Culture is the shared perceptions of a group’s values, expectations and norms. It reflects the way people give priorities to goals, how they behave in different situations, and how they cope with their world and with one another. People experience their social environment through their culture. Culture is transmitted from generation to generation. (Source – EMSSD, DSE, MoE, Thimphu).
Sl #
Types of school Culture
Qualifications
1
Moving Culture
-          Boosting pupils’ progress and development,
-          Working together to respond to changing context,
-          Knowing where the school is heading,
-          Having the will and skill towards progression and possessing norms of improving school.
2
Cruising Culture
-          Appear to be effective in the more affluent areas,
-          Pupil achieve in spite of teaching quality,
-           Not preparing pupil for changing world,
-          And posses powerful norms that inhibit change.
3
Strolling Culture
-          Neither particularly effective nor ineffective,
-          Moving at inadequate rate to cope with pace of change,
-          Meandering into future to pupil’s detriment,
-          Ill-defined and sometimes conflicting aims inhibit improvement. 
4
Struggling Culture
-          Indicates ineffectiveness,
-          The staff knows it and spends considerable energy to improve,
-          Unproductive ‘thrashing about’,
-          Will ultimately succeed because they have the will.
5
Sinking Culture
-          Denotes ineffectiveness,
-          norms of isolation,
-          Blame and loss of faith powerfully inhibit improvement,
-          Staff unable to change,
-          Often in deprived areas where they blame parenting or unprepared children and need dramatic action and significant support.

“School culture has been described as being similar to the air we breathe.
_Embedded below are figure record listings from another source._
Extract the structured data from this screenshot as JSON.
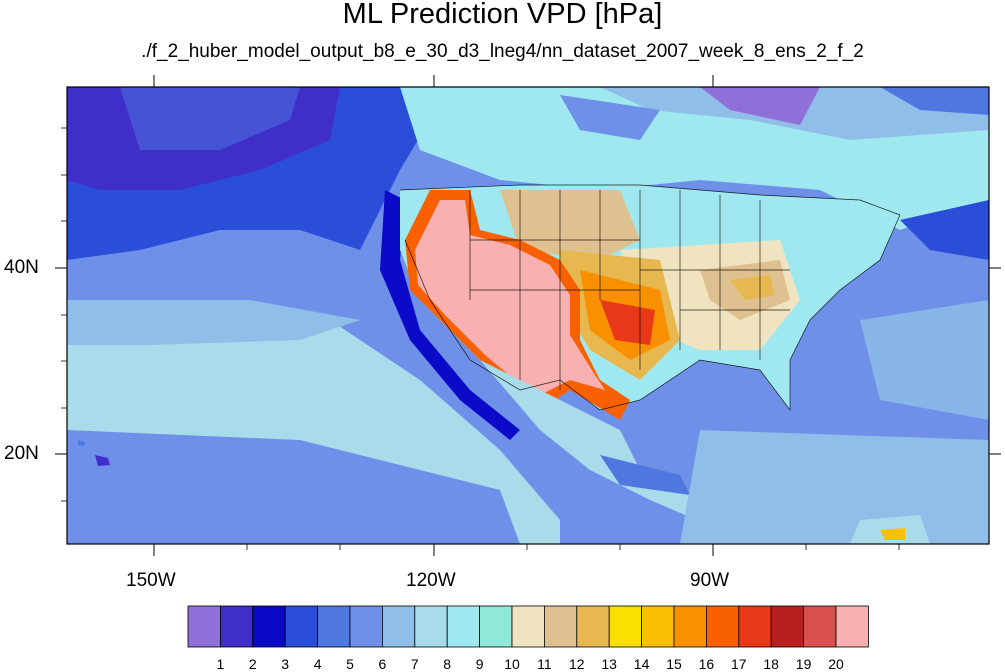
{
  "title": "ML Prediction VPD [hPa]",
  "subtitle": "./f_2_huber_model_output_b8_e_30_d3_lneg4/nn_dataset_2007_week_8_ens_2_f_2",
  "axes": {
    "lat_labels": [
      "40N",
      "20N"
    ],
    "lon_labels": [
      "150W",
      "120W",
      "90W"
    ]
  },
  "colorbar": {
    "labels": [
      "1",
      "2",
      "3",
      "4",
      "5",
      "6",
      "7",
      "8",
      "9",
      "10",
      "11",
      "12",
      "13",
      "14",
      "15",
      "16",
      "17",
      "18",
      "19",
      "20"
    ],
    "colors": [
      "#8f6fd8",
      "#3f2fc8",
      "#0a0ac8",
      "#2a4ed8",
      "#4e78e0",
      "#6e90e8",
      "#8fbfe8",
      "#a8dcea",
      "#a0e8f0",
      "#90e8d8",
      "#f0e4c0",
      "#dfc090",
      "#e8b850",
      "#f8e000",
      "#f8c000",
      "#f89000",
      "#f86000",
      "#e83818",
      "#b82020",
      "#d85050",
      "#f8b0b0"
    ]
  }
}
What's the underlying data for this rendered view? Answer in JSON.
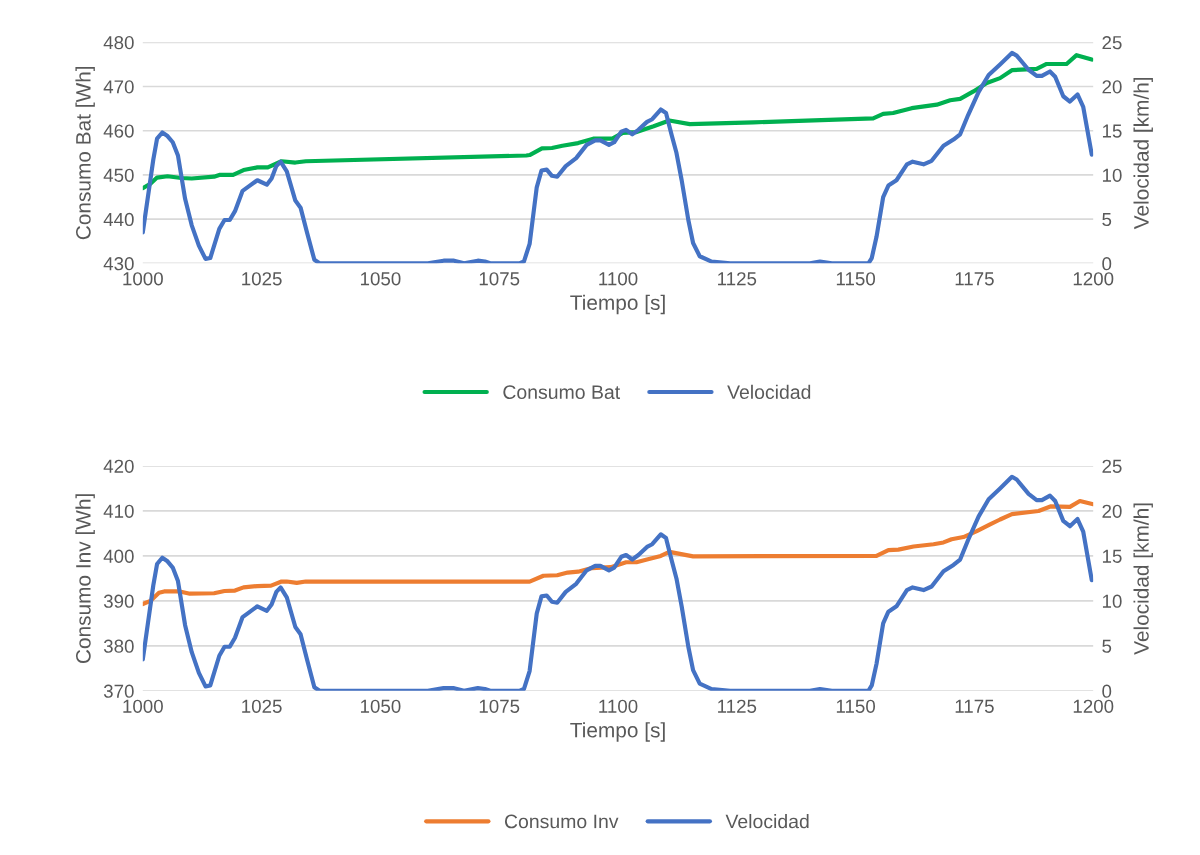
{
  "chart_data": [
    {
      "type": "line",
      "xlabel": "Tiempo [s]",
      "ylabel": "Consumo Bat [Wh]",
      "y2label": "Velocidad [km/h]",
      "xlim": [
        1000,
        1200
      ],
      "xticks": [
        1000,
        1025,
        1050,
        1075,
        1100,
        1125,
        1150,
        1175,
        1200
      ],
      "ylim": [
        430,
        480
      ],
      "yticks": [
        430,
        440,
        450,
        460,
        470,
        480
      ],
      "y2lim": [
        0,
        25
      ],
      "y2ticks": [
        0,
        5,
        10,
        15,
        20,
        25
      ],
      "grid": "y",
      "legend": "bottom",
      "line_style": "solid",
      "marker": "none",
      "series": [
        {
          "name": "Consumo Bat",
          "color": "#00b050",
          "x": [
            1000,
            1001.6,
            1003,
            1005.2,
            1008.1,
            1010.3,
            1015,
            1016.1,
            1019,
            1021.2,
            1024.1,
            1026.3,
            1029.2,
            1032.1,
            1034.3,
            1080.7,
            1081.4,
            1084,
            1086.1,
            1088.3,
            1091.6,
            1094.8,
            1098.8,
            1101,
            1103.9,
            1107.5,
            1110.8,
            1115.1,
            1128.5,
            1153.7,
            1155.8,
            1157.9,
            1161.8,
            1167.1,
            1169.9,
            1172,
            1174.8,
            1177.6,
            1180.4,
            1182.9,
            1188.1,
            1190.2,
            1194.4,
            1196.5,
            1199.7
          ],
          "values": [
            447.0,
            448.0,
            449.4,
            449.7,
            449.3,
            449.2,
            449.6,
            450.0,
            450.0,
            451.1,
            451.7,
            451.7,
            453.1,
            452.8,
            453.1,
            454.4,
            454.5,
            456.0,
            456.1,
            456.6,
            457.2,
            458.2,
            458.2,
            459.5,
            459.7,
            461.0,
            462.3,
            461.5,
            461.9,
            462.8,
            463.8,
            464.0,
            465.1,
            465.9,
            466.9,
            467.2,
            468.9,
            470.8,
            471.9,
            473.7,
            474.0,
            475.1,
            475.1,
            477.1,
            476.1
          ]
        },
        {
          "name": "Velocidad",
          "color": "#4472c4",
          "axis": "y2",
          "x": [
            1000,
            1002.2,
            1003,
            1004.1,
            1005.2,
            1006.3,
            1007.4,
            1008.9,
            1010.3,
            1011.8,
            1013.2,
            1014.2,
            1016.1,
            1017.2,
            1018.3,
            1019.4,
            1021,
            1022.3,
            1024.1,
            1026.1,
            1027.1,
            1028.1,
            1029,
            1030.3,
            1032.1,
            1033.2,
            1034.6,
            1036.1,
            1037.2,
            1060,
            1063.3,
            1065.5,
            1067.6,
            1070.5,
            1072,
            1073.1,
            1079.2,
            1080.2,
            1081.4,
            1082.9,
            1083.9,
            1085,
            1086.1,
            1087.2,
            1089,
            1091.2,
            1093.4,
            1095.2,
            1096.3,
            1098.1,
            1099.2,
            1100.7,
            1101.7,
            1103,
            1104.3,
            1106.1,
            1107.2,
            1109,
            1110.1,
            1111.3,
            1112.3,
            1113.4,
            1114.8,
            1115.8,
            1117.2,
            1119.7,
            1123.6,
            1140.4,
            1142.5,
            1145,
            1152.7,
            1153.4,
            1154.4,
            1155.8,
            1156.9,
            1158.6,
            1160.8,
            1162,
            1164.3,
            1166,
            1168.5,
            1170.6,
            1172,
            1173.7,
            1175.9,
            1178,
            1180.4,
            1182.9,
            1183.9,
            1186.4,
            1188.1,
            1189.2,
            1190.9,
            1192,
            1193.7,
            1195.1,
            1196.7,
            1197.9,
            1199.7
          ],
          "values": [
            3.5,
            11.7,
            14.1,
            14.8,
            14.4,
            13.7,
            12.2,
            7.3,
            4.3,
            2.0,
            0.5,
            0.6,
            3.9,
            4.9,
            4.9,
            5.9,
            8.2,
            8.7,
            9.4,
            8.9,
            9.6,
            11.0,
            11.5,
            10.4,
            7.1,
            6.3,
            3.4,
            0.4,
            0,
            0,
            0.3,
            0.3,
            0,
            0.3,
            0.2,
            0,
            0,
            0.2,
            2.2,
            8.6,
            10.5,
            10.6,
            9.9,
            9.8,
            11.0,
            11.9,
            13.4,
            13.9,
            13.9,
            13.4,
            13.7,
            14.9,
            15.1,
            14.6,
            15.1,
            16.0,
            16.3,
            17.4,
            17.0,
            14.5,
            12.5,
            9.4,
            4.9,
            2.3,
            0.8,
            0.2,
            0,
            0,
            0.2,
            0,
            0,
            0.6,
            3.0,
            7.5,
            8.8,
            9.4,
            11.2,
            11.5,
            11.2,
            11.6,
            13.3,
            14.0,
            14.6,
            16.8,
            19.4,
            21.3,
            22.5,
            23.8,
            23.5,
            21.9,
            21.2,
            21.2,
            21.7,
            21.1,
            18.9,
            18.3,
            19.1,
            17.7,
            12.3
          ]
        }
      ]
    },
    {
      "type": "line",
      "xlabel": "Tiempo [s]",
      "ylabel": "Consumo Inv [Wh]",
      "y2label": "Velocidad [km/h]",
      "xlim": [
        1000,
        1200
      ],
      "xticks": [
        1000,
        1025,
        1050,
        1075,
        1100,
        1125,
        1150,
        1175,
        1200
      ],
      "ylim": [
        370,
        420
      ],
      "yticks": [
        370,
        380,
        390,
        400,
        410,
        420
      ],
      "y2lim": [
        0,
        25
      ],
      "y2ticks": [
        0,
        5,
        10,
        15,
        20,
        25
      ],
      "grid": "y",
      "legend": "bottom",
      "line_style": "solid",
      "marker": "none",
      "series": [
        {
          "name": "Consumo Inv",
          "color": "#ed7d31",
          "x": [
            1000,
            1001.6,
            1003.4,
            1004.5,
            1007.8,
            1009.9,
            1015,
            1017.2,
            1019.4,
            1021.2,
            1024.1,
            1027,
            1029.2,
            1030.3,
            1032.4,
            1034.3,
            1081.4,
            1084.3,
            1087.2,
            1089.4,
            1091.6,
            1094.5,
            1098.5,
            1101.7,
            1103.9,
            1106.1,
            1109,
            1110.8,
            1115.8,
            1154.4,
            1156.9,
            1159,
            1162.2,
            1166.4,
            1168.5,
            1170.2,
            1172.7,
            1175.5,
            1178.3,
            1180.4,
            1182.9,
            1188.5,
            1191,
            1195.1,
            1197.2,
            1200
          ],
          "values": [
            389.3,
            390.0,
            391.8,
            392.1,
            392.1,
            391.6,
            391.7,
            392.2,
            392.3,
            393.0,
            393.3,
            393.4,
            394.3,
            394.3,
            394.0,
            394.3,
            394.3,
            395.6,
            395.7,
            396.3,
            396.5,
            397.3,
            397.5,
            398.6,
            398.6,
            399.2,
            400.0,
            400.9,
            399.9,
            400.0,
            401.3,
            401.4,
            402.1,
            402.6,
            403.0,
            403.7,
            404.2,
            405.5,
            407.0,
            408.1,
            409.3,
            410.0,
            411.0,
            410.9,
            412.2,
            411.5
          ]
        },
        {
          "name": "Velocidad",
          "color": "#4472c4",
          "axis": "y2",
          "x": [
            1000,
            1002.2,
            1003,
            1004.1,
            1005.2,
            1006.3,
            1007.4,
            1008.9,
            1010.3,
            1011.8,
            1013.2,
            1014.2,
            1016.1,
            1017.2,
            1018.3,
            1019.4,
            1021,
            1022.3,
            1024.1,
            1026.1,
            1027.1,
            1028.1,
            1029,
            1030.3,
            1032.1,
            1033.2,
            1034.6,
            1036.1,
            1037.2,
            1060,
            1063.3,
            1065.5,
            1067.6,
            1070.5,
            1072,
            1073.1,
            1079.2,
            1080.2,
            1081.4,
            1082.9,
            1083.9,
            1085,
            1086.1,
            1087.2,
            1089,
            1091.2,
            1093.4,
            1095.2,
            1096.3,
            1098.1,
            1099.2,
            1100.7,
            1101.7,
            1103,
            1104.3,
            1106.1,
            1107.2,
            1109,
            1110.1,
            1111.3,
            1112.3,
            1113.4,
            1114.8,
            1115.8,
            1117.2,
            1119.7,
            1123.6,
            1140.4,
            1142.5,
            1145,
            1152.7,
            1153.4,
            1154.4,
            1155.8,
            1156.9,
            1158.6,
            1160.8,
            1162,
            1164.3,
            1166,
            1168.5,
            1170.6,
            1172,
            1173.7,
            1175.9,
            1178,
            1180.4,
            1182.9,
            1183.9,
            1186.4,
            1188.1,
            1189.2,
            1190.9,
            1192,
            1193.7,
            1195.1,
            1196.7,
            1197.9,
            1199.7
          ],
          "values": [
            3.5,
            11.7,
            14.1,
            14.8,
            14.4,
            13.7,
            12.2,
            7.3,
            4.3,
            2.0,
            0.5,
            0.6,
            3.9,
            4.9,
            4.9,
            5.9,
            8.2,
            8.7,
            9.4,
            8.9,
            9.6,
            11.0,
            11.5,
            10.4,
            7.1,
            6.3,
            3.4,
            0.4,
            0,
            0,
            0.3,
            0.3,
            0,
            0.3,
            0.2,
            0,
            0,
            0.2,
            2.2,
            8.6,
            10.5,
            10.6,
            9.9,
            9.8,
            11.0,
            11.9,
            13.4,
            13.9,
            13.9,
            13.4,
            13.7,
            14.9,
            15.1,
            14.6,
            15.1,
            16.0,
            16.3,
            17.4,
            17.0,
            14.5,
            12.5,
            9.4,
            4.9,
            2.3,
            0.8,
            0.2,
            0,
            0,
            0.2,
            0,
            0,
            0.6,
            3.0,
            7.5,
            8.8,
            9.4,
            11.2,
            11.5,
            11.2,
            11.6,
            13.3,
            14.0,
            14.6,
            16.8,
            19.4,
            21.3,
            22.5,
            23.8,
            23.5,
            21.9,
            21.2,
            21.2,
            21.7,
            21.1,
            18.9,
            18.3,
            19.1,
            17.7,
            12.3
          ]
        }
      ]
    }
  ]
}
No one notices it unless it becomes foul”. (Freiberg, 1998).
Characteristics of healthy school cultures as mentioned below were discussed at length and appreciated:
  Marked by professional collaboration
  Teachers and administrators share their knowledge and develop plans together to achieve organizational goals
  Principals work with teachers – they have a shared mission and vision
  Principals and teachers focus on student learning
  The school is aligned…goals and objectives are consistent with the mission

Reminder -  If you do not carefully create and maintain the desired school culture, it will create itself. (Source – EMSSD, DSE, MoE, Thimphu).
As an activity, we divided ourselves into six groups and assigned each group with task to list down all positive and toxic culture prevalent in our school. The purpose of it was to demolish (if standing like fort), eradicate and not give shelter to toxic culture in our school system, if there is any.  
Since we conducted this activity after our normal class hours, time constraint as many participants were participating in Continuing Education, presentation of our lists could not be done. However, all mentors (head of departments) agreed to attach their findings to my mail address.  I will in turn compile their findings, make my comments and forward it to all school members through their mail address requesting adherence or to provide feedbacks and send it back to me. In a way, we decided to share these ideas like one having video conferencing.